Program fees are approximately $TBD*, which covers all lodging (both on- and off-campus), three meals per day, travel insurance, and all sponsored in-country transportation and entry fees. Additional costs include UGA in-state tuition† and fees, personal items, and international airfare. For more information on tuition and fees, please visit the UGA Bursar's website.

* The final program fee is subject to student enrollment.
Note: Out-of-state students pay in-state tuition. Additionally, the HOPE scholarship applies to those who are eligible.



Once you are admitted, all program fees will be charged to your Student Account. You may pay online with a credit card or mail a check to the Bursar's Office. Access your Student Account here. If you receive a scholarship from either OIE or UGA Costa Rica, or plan to utilize financial aid, please notify the UGA Costa Rica Office should any payment need to be submitted after the deadlines. We are generally willing to work with students who have special circumstances.



An additional application and $60 processing fee is required for non-UGA students to enroll. Click here for instructions and to download the Transient Student application. Contact the UGA Costa Rica Office to confirm once you have started the application process.

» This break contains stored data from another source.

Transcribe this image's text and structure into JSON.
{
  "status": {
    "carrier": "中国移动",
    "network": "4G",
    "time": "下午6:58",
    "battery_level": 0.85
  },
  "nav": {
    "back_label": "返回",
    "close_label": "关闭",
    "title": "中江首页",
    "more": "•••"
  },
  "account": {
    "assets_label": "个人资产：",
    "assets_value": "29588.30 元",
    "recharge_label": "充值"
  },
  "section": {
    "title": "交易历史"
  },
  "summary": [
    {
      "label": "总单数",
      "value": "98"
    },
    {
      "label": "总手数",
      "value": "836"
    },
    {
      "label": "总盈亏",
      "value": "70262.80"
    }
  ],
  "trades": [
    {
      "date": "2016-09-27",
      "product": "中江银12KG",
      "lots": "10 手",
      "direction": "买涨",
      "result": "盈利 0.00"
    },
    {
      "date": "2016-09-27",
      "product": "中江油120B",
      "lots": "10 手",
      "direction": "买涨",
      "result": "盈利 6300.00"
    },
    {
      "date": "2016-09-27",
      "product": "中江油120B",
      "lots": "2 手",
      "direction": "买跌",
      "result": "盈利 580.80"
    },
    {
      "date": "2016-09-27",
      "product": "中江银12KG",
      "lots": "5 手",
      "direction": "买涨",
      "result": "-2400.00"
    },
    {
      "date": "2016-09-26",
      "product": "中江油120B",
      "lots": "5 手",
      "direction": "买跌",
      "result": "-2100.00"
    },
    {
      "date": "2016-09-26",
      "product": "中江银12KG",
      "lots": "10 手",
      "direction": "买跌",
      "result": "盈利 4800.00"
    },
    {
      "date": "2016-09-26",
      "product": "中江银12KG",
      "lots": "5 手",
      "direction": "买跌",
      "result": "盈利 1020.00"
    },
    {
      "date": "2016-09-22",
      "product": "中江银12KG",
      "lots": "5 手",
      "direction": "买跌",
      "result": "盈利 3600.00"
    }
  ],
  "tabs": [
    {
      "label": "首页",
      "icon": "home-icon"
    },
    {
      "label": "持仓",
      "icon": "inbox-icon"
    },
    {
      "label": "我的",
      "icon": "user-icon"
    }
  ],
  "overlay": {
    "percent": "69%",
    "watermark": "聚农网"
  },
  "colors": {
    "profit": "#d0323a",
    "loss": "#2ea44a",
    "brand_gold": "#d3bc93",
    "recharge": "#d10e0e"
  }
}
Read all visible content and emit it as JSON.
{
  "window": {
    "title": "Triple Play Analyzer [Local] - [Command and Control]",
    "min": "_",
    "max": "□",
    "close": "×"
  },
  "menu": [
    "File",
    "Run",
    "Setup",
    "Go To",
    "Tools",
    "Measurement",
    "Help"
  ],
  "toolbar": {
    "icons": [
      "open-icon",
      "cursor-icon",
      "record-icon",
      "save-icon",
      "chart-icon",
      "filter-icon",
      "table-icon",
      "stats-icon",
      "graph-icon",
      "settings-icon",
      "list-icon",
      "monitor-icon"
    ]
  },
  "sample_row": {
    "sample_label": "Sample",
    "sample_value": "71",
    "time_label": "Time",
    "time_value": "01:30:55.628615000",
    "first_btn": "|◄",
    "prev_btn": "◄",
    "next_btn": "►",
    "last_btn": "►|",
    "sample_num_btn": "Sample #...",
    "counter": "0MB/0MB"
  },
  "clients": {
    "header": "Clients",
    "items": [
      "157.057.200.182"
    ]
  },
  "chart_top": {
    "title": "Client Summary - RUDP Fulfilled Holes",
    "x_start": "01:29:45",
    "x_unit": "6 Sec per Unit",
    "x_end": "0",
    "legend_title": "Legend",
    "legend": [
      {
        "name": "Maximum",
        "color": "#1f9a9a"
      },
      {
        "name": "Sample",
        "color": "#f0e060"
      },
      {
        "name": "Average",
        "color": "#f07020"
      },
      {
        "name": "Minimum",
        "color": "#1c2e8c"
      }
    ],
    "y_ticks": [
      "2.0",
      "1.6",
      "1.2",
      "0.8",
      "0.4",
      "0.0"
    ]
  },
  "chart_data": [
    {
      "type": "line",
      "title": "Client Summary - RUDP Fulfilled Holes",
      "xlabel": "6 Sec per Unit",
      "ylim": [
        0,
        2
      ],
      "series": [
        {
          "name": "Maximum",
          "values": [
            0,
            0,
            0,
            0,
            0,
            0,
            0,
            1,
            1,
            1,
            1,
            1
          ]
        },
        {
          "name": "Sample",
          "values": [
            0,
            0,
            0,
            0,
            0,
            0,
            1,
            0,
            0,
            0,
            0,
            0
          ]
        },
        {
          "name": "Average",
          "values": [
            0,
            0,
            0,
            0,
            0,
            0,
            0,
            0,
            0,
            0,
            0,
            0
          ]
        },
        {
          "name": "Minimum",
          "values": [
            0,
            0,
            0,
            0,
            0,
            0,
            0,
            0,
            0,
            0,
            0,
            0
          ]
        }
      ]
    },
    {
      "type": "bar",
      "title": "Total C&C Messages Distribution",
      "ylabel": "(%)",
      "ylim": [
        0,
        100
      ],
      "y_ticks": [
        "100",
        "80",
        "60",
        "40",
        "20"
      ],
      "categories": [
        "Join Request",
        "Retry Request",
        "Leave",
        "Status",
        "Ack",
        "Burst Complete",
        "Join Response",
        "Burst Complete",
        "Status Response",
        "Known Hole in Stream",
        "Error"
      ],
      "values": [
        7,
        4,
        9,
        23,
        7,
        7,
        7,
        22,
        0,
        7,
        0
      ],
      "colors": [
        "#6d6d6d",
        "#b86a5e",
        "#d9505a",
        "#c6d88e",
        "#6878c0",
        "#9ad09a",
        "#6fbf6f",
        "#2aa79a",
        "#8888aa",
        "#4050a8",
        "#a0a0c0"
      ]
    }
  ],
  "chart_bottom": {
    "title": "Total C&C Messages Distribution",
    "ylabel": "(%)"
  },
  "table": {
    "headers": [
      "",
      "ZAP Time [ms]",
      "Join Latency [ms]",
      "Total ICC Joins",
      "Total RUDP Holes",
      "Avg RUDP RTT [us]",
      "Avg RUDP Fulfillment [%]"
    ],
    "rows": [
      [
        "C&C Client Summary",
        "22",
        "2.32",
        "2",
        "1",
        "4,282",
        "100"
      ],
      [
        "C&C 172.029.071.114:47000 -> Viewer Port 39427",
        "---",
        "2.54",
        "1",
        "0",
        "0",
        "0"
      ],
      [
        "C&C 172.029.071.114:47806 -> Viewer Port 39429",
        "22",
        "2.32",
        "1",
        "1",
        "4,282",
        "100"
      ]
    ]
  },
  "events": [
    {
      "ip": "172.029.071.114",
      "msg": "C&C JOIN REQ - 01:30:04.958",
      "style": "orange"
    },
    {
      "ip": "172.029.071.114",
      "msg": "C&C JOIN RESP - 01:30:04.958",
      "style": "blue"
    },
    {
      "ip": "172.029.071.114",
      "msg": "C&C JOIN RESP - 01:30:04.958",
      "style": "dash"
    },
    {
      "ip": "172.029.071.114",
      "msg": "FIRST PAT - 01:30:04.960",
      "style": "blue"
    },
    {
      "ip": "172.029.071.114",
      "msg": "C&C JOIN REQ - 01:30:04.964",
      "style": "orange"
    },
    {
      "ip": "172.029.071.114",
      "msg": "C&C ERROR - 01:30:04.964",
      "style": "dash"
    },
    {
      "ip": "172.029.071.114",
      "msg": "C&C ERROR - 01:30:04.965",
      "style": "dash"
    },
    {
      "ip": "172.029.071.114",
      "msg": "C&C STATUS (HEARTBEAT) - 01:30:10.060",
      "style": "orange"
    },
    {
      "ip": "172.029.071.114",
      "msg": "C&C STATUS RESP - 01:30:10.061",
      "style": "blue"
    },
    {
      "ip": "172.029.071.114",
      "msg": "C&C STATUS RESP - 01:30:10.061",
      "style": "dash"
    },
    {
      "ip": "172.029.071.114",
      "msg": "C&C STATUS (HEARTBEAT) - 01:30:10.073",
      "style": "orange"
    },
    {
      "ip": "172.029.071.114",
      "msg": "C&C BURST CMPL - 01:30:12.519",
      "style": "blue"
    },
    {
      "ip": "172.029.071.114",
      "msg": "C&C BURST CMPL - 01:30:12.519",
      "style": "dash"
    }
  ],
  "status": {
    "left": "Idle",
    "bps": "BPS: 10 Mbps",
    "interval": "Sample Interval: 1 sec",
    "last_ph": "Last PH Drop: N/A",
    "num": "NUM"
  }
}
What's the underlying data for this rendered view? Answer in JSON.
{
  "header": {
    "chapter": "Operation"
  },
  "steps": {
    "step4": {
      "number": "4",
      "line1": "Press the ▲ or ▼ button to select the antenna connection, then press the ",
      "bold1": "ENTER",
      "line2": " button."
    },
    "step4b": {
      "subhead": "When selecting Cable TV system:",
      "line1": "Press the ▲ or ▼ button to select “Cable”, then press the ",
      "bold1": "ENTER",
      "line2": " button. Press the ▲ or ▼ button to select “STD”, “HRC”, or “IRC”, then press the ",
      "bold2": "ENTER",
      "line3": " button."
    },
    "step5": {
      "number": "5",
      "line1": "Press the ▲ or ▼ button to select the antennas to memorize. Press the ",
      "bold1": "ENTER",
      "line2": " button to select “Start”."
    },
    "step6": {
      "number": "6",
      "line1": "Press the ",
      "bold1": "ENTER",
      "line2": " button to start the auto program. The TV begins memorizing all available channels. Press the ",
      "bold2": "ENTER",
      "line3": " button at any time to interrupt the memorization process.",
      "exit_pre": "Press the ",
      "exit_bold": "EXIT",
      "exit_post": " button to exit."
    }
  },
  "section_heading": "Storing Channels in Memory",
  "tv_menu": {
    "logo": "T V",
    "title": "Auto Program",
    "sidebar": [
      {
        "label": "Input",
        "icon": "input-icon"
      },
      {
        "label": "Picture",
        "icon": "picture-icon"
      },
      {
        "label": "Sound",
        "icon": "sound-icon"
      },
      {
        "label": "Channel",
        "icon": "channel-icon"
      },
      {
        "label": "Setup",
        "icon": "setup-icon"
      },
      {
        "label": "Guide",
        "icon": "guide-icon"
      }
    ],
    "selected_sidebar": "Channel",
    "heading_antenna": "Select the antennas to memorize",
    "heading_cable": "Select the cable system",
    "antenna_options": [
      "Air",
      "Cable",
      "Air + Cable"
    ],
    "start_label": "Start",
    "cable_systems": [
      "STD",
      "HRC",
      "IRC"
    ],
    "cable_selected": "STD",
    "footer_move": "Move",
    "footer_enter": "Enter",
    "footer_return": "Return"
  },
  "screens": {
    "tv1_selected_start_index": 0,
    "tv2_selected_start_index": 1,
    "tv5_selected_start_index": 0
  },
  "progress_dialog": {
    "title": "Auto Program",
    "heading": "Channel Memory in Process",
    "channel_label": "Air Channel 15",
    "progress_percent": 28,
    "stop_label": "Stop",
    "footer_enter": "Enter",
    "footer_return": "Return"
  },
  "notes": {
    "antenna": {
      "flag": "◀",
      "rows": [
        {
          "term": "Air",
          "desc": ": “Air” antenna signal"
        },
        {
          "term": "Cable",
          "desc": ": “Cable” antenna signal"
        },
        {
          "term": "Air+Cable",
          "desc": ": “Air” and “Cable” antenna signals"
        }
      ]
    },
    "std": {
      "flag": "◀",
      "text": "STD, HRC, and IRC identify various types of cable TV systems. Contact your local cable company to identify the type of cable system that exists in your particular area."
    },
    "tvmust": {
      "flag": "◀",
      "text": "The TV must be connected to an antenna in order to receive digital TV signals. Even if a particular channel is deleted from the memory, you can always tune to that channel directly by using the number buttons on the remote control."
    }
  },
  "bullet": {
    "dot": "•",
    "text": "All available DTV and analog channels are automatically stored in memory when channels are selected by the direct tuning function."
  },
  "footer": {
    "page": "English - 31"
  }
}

And per University of Georgia policy, all non-UGA students will be charged a $250 fee in addition to their tuition (unless a student of a USG or SEC institution), which is assessed by the UGA Bursar's office.

Other dates / Deadlines

Application Deadline: March 20, 2015


Withdrawal deadline: March 30, 2015

After this date, students who withdraw from the program will be responsible to forfeit their initial deposit as well as any program costs that have been spent on their behalf (e.g., hotel reservations, transportation, and payments to local vendors). To withdraw a student must submit the official withdrawal form.